Kompozisyon:
Uygulama:
Tedavide kullanılır:
Kovalenko Svetlana Olegovna tarafından tıbbi olarak gözden geçirilmiştir, Eczane Son güncelleme: 26.06.2023

Dikkat! Sayfadaki bilgiler sadece sağlık profesyonelleri içindir! Bilgi kamu kaynaklarında toplanır ve anlamlı hatalar içerebilir! Dikkatli olun ve bu sayfadaki tüm bilgileri tekrar kontrol edin!
Aynı bileşenlere sahip en iyi 20 ilaç:
Milithin® (lityum karbonat), bipolar bozukluğun manik atakları tedavi edilirken endikedir. Bipolar bozukluk, manik (DSM-IV), eski DSM-II terminolojisinde manik-depresif hastalıklara karşılık gelir. Milithin® ayrıca bipolar bozukluk tanısı alan kişiler için idame tedavisi olarak endikedir. Bakım tedavisi manik atakların sıklığını azaltır ve ortaya çıkabilecek atakların yoğunluğunu azaltır.
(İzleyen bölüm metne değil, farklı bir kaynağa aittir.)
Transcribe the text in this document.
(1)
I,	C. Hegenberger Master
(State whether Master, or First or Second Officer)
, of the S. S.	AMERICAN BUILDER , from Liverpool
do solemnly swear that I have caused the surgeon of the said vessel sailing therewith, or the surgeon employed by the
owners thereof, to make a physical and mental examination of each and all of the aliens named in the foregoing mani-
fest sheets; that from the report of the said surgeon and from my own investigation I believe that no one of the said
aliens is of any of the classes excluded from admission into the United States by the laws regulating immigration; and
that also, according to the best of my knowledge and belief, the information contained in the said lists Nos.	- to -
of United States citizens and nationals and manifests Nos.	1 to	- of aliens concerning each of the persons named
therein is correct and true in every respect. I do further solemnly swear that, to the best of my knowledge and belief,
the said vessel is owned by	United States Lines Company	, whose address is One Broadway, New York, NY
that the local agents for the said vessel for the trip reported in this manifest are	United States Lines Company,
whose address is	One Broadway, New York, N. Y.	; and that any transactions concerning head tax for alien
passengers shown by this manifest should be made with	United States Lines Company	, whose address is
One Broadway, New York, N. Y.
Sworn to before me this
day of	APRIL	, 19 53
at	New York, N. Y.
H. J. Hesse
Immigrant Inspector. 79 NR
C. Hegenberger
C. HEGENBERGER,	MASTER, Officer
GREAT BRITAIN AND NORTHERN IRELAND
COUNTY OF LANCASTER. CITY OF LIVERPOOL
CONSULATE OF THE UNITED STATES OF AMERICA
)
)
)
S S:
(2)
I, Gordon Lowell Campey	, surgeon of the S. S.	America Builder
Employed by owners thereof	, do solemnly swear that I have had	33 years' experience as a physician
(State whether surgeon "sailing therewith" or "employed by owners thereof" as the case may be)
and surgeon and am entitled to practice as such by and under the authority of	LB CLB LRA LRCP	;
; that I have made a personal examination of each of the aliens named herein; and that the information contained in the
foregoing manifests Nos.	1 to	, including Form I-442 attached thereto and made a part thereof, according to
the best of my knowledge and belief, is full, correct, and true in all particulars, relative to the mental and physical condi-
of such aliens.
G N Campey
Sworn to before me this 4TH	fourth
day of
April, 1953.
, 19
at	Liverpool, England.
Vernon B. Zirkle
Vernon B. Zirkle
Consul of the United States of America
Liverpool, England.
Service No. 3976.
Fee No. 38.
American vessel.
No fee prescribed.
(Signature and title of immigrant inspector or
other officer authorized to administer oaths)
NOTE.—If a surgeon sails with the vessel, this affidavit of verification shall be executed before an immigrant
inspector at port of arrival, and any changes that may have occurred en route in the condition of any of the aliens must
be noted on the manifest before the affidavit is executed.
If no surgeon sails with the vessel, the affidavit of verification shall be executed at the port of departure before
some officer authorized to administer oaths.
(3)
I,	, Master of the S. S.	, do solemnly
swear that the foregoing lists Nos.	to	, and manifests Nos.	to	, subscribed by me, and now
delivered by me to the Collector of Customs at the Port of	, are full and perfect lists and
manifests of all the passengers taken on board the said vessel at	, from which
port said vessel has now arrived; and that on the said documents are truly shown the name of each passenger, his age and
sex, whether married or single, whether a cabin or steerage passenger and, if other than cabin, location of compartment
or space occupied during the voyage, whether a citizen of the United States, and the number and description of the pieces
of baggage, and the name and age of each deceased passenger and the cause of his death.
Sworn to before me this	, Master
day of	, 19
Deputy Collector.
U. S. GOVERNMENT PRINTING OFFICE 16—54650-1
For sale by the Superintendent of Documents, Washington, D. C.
Bir maninin tipik belirtileri konuşma basıncı, motor hiperaktivitesi, azaltılmış uyku gereksinimleri, kaçan fikirler, görkem, coşku, kötü yargı, saldırganlık ve muhtemelen düşmanlıktır. Manik atağı olan bir hastaya lityum uygulanırsa, semptomlar 1 ila 3 hafta içinde normalleşebilir.
Akut mani
Hastaya optimum yanıt genellikle aşağıdaki dozlarda 1800 mg / gün olarak belirlenebilir:
Akut mani
Sabah | Öğleden sonra | Gece | |
Milithin® | 3 sekme | 3 sekme | |
Genişletilmiş salım tabletleri1 | (900 mg) | (900 mg) | |
1600 mg TID'de önerilen doz aralığı da uygulanabilir |
Bu tür dozlar normalde 1.0 ila 1.5 mEq / L arasında etkili bir serum lityum konsantrasyonu üretir. Doz, serum konsantrasyonlarına ve klinik yanıta göre kişiselleştirilmelidir. Hastanın klinik durumunun ve serumdaki lityum konsantrasyonlarının düzenli olarak izlenmesi gerekir. Serum konsantrasyonları akut faz sırasında ve hastanın serum konsantrasyonları ve klinik durumu stabilize olana kadar haftada iki kez belirlenmelidir.
Uzun süreli kontrol
İstenen serum lityum konsantrasyonları, normalde 900 - 1200 mg / gün ile elde edilebilen 0.6 ila 1.2 mEq / L'dir. Dozaj kişiden kişiye değişir, ancak genellikle aşağıdaki dozlar bu konsantrasyonu korur:
Uzun süreli kontrol
Sabah | Öğleden sonra | Gece | |
Milithin® | 2 sekme | 2 sekme | |
Genişletilmiş salım tabletleri1 | (600 mg) | (600 mg) | |
1TID üzerinde önerilen 1200 mg / güne kadar doz aralığı uygulanabilir. |
Komplike olmayan vakalarda serum lityum konsantrasyonları Remisyon sırasında bakım tedavisi en az iki ayda bir izlenmelidir. Lityuma alışılmadık derecede duyarlı olan hastalar, 1.0 ila 1.5 mEq / L serum konsantrasyonlarında toksik belirtilere sahip olabilir. Geriatrik hastalar genellikle düşük bir doza tepki verir ve normalde diğer hastalar tarafından tolere edilen serum konsantrasyonlarında toksisite belirtileri gösterebilir. Genel olarak, yaşlı bir hasta için doz seçimi, genellikle doz aralığının alt ucundan başlayarak, karaciğer, böbrek veya kalp fonksiyonlarında azalma sıklığını ve eşlik eden bir hastalığı veya diğer ilaç tedavisini yansıtan dikkatli olmalıdır.
Önemli hususlar
- Lityum konsantrasyonları nispeten stabil ise, serum lityum tayinleri için kan örnekleri bir sonraki dozdan hemen önce alınmalıdır (yani., önceki dozdan 8-12 saat sonra). Sadece serum konsantrasyonlarına güvenemezsiniz. Kesin bir hasta değerlendirmesi hem klinik hem de laboratuvar analizlerini gerektirir.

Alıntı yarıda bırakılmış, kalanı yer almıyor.